While it won’t work on a Rollieflex, one possible benefit to all the medium format cameras with interchangeable backs (Hasselblad, Mamiya RB67, various Bronicas, etc.) is you could have an N back, and N+1 back, and N-1, and so on, and just attach the back appropriate to the shot. It does mean that it would probably take longer to finish out a roll and get to developing.
As far as cutting the film before developing. Take a look a several rolls of processed film from your camera and look at how consistent spacing is from frame to frame, and from the beginning of the film to the first frame. Then look at the existing frame spacing and consider that your margin of error. If frame spacing is very very consistent (lay several uncut film strips over each other, and remember spacing errors are cumulative, so look closest at the last few frames) then what you could do is to shoot and develop a test strip. Then after developing rather than cutting the frames apart, just cut a small wedge on one side where the gap between frames is.

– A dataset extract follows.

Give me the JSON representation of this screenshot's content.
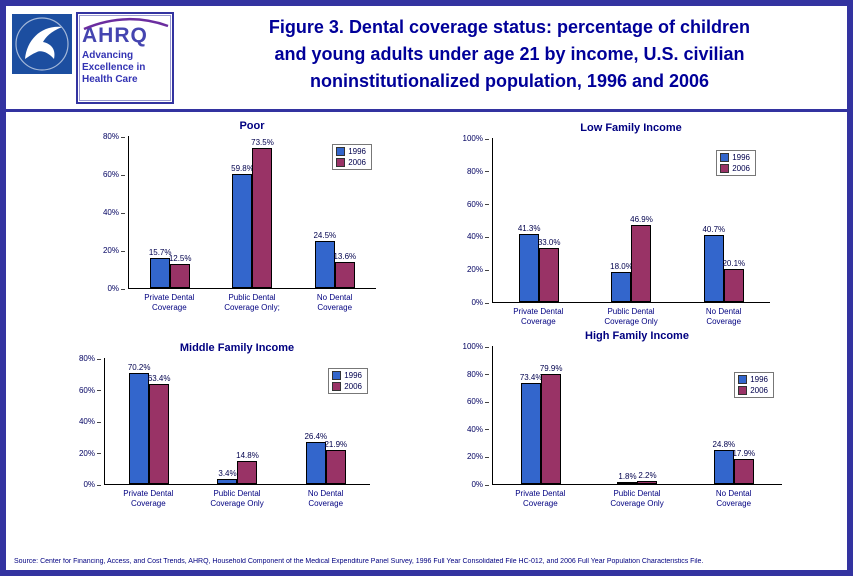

Then use that as a cutting template to tape it flat to a table or flat surface with the freshly exposed roll beneath it. Feel for the wedges in the dark and with a razor start a marker cut at each wedge, remove the template and finish each cut, then develop each.
Realistically, there is probably a 1 in 1000 chance your camera is that accurate and a 1 in 100 chance you could do all that in the dark without messing things up (the gaps on my medium format cameras are always around 5-7 mm). Add in the fact that undeveloped, 120 film is tightly coiled, so processing flat in a tray probably wouldn’t work, and it seems like a hopeless quest.